Ikarashi Y, Abo T, Kawai K, IIai T, Watanabe H, Suzuki K, Matsumoto Y, Omata S, Fujiwara M
Department of Biosystem Science, Graduate School of Science and Technology, Niigata University, Japan.
Immunology. 1994 Oct;83(2):205-12.
Chronic graft-versus-host disease (GVHD) following bone marrow transplantation often gives rise to a severe autoimmune-like state. To investigate the immunopathogenesis of this diseased state, mice receiving a transplant of lymphocytes with major histocompatibility complex (MHC) class II disparity (the simplest model of chronic GVHD) were examined. (B10.Thy-1.1 x B6.C-H-2bm12) F1 mice were injected with parental B10.Thy-1.1 CD4+ splenic T cells. These mice showed intensive lymphocyte infiltration of the target organs, including the liver, salivary glands and pancreas. Indeed, the cell numbers yielded from the spleen and liver were increased, and polyclonal B-cell activation was induced by 14 days after injection. More strikingly, more than 80% of such expanding lymphocytes in the target organs became T cells with T-cell receptors (TCR) of intermediate intensity (i.e. intermediate TCR cells) that carried the properties of extrathymic origin. Despite the homogeneous expansion of intermediate TCR cells in GVHD mice, these T cells were polyclonal in terms of V beta usage. These results, in conjunction with the data using the thymectomized mice as recipients, suggested that extrathymic, intermediate TCR cells possibly of recipient origin might be intimately related to the pathogenesis of the autoimmune-like state resulting from chronic GVHD.

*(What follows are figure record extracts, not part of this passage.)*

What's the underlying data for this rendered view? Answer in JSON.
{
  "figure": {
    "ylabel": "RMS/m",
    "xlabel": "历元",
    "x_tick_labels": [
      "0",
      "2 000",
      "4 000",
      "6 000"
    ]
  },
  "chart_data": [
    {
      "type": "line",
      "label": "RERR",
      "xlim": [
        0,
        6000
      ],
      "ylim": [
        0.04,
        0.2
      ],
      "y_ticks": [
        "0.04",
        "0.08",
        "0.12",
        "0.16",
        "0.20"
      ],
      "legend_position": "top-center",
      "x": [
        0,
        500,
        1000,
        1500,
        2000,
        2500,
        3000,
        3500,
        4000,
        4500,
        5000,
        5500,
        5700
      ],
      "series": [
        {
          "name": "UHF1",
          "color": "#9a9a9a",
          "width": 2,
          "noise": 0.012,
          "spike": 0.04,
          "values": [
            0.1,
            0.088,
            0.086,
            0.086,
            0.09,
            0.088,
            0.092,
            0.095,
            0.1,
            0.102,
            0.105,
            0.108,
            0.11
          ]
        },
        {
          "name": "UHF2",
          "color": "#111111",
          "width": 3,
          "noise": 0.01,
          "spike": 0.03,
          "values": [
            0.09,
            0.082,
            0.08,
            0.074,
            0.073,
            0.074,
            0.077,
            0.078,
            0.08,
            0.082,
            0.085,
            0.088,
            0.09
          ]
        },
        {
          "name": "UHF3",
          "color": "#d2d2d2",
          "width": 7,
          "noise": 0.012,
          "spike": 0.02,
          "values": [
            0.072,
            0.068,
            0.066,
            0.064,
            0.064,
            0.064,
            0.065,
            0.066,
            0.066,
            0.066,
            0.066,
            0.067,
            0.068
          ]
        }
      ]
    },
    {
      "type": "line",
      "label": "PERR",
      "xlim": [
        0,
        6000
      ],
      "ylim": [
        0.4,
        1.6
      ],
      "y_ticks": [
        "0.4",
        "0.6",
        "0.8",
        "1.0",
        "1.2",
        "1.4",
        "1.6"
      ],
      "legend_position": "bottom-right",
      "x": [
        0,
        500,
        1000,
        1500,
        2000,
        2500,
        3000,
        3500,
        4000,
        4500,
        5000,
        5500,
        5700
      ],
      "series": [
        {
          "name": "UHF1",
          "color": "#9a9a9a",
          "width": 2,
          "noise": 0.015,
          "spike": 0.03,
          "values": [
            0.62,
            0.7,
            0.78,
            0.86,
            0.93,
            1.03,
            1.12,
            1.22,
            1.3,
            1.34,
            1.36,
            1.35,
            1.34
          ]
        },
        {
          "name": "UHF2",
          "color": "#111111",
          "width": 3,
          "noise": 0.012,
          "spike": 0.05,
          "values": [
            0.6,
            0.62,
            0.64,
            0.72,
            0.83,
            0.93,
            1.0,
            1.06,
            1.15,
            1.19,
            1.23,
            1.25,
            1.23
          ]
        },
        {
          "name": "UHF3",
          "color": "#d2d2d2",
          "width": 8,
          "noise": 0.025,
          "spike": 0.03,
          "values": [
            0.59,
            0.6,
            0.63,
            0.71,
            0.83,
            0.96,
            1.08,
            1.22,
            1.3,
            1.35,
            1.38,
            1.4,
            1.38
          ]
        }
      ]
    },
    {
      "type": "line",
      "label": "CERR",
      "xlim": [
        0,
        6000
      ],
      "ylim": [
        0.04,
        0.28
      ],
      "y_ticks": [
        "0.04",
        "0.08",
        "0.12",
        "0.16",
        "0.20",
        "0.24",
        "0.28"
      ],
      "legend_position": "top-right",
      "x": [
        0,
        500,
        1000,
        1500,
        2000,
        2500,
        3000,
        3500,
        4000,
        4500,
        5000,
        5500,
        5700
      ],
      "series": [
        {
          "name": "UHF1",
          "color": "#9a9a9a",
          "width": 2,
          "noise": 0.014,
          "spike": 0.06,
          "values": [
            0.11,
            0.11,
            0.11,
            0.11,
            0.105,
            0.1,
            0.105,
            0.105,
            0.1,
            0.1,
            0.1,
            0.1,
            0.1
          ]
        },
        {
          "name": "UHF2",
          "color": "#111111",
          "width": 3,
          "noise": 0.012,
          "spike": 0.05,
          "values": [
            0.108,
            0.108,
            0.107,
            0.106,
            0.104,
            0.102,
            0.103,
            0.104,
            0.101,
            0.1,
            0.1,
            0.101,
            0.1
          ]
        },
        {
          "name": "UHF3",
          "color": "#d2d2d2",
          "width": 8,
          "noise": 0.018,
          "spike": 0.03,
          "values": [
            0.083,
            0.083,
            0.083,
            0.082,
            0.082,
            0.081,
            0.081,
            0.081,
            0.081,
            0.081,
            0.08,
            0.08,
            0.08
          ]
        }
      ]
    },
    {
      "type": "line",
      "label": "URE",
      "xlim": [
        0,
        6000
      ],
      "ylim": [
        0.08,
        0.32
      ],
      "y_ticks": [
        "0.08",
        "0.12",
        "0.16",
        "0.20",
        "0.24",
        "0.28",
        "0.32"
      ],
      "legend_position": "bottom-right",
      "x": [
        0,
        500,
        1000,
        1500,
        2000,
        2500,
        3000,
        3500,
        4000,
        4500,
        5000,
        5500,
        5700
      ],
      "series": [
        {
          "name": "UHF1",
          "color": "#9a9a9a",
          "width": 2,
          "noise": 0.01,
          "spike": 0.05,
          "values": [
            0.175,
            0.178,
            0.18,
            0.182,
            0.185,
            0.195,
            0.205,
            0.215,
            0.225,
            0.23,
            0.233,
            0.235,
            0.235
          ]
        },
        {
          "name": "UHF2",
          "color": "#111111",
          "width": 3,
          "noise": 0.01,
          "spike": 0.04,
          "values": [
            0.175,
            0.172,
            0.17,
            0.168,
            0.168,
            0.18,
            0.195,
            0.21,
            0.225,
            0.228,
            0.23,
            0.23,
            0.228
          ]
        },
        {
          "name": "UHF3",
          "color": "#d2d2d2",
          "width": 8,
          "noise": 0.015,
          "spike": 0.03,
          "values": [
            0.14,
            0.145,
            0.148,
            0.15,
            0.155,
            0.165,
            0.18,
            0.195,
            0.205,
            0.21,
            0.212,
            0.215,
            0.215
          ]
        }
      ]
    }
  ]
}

骨髓移植后的慢性移植物抗宿主病(GVHD)常常引发一种严重的自身免疫样状态。为了研究这种疾病状态的免疫发病机制,对接受具有主要组织相容性复合体(MHC)II类差异的淋巴细胞移植的小鼠(慢性GVHD的最简单模型)进行了检查。给(B10.Thy-1.1×B6.C-H-2bm12)F1小鼠注射亲代B10.Thy-1.1 CD4 +脾T细胞。这些小鼠的靶器官,包括肝脏、唾液腺和胰腺,出现了密集的淋巴细胞浸润。实际上,注射后14天脾脏和肝脏中的细胞数量增加,并且诱导了多克隆B细胞活化。更引人注目的是,靶器官中超过80%的此类扩增淋巴细胞变成了具有中等强度T细胞受体(TCR)的T细胞(即中等TCR细胞),这些细胞具有胸腺外起源的特性。尽管GVHD小鼠中中等TCR细胞均匀扩增,但这些T细胞在Vβ使用方面是多克隆的。这些结果,结合使用胸腺切除小鼠作为受体的数据,表明胸腺外的、可能源自受体的中等TCR细胞可能与慢性GVHD导致的自身免疫样状态的发病机制密切相关。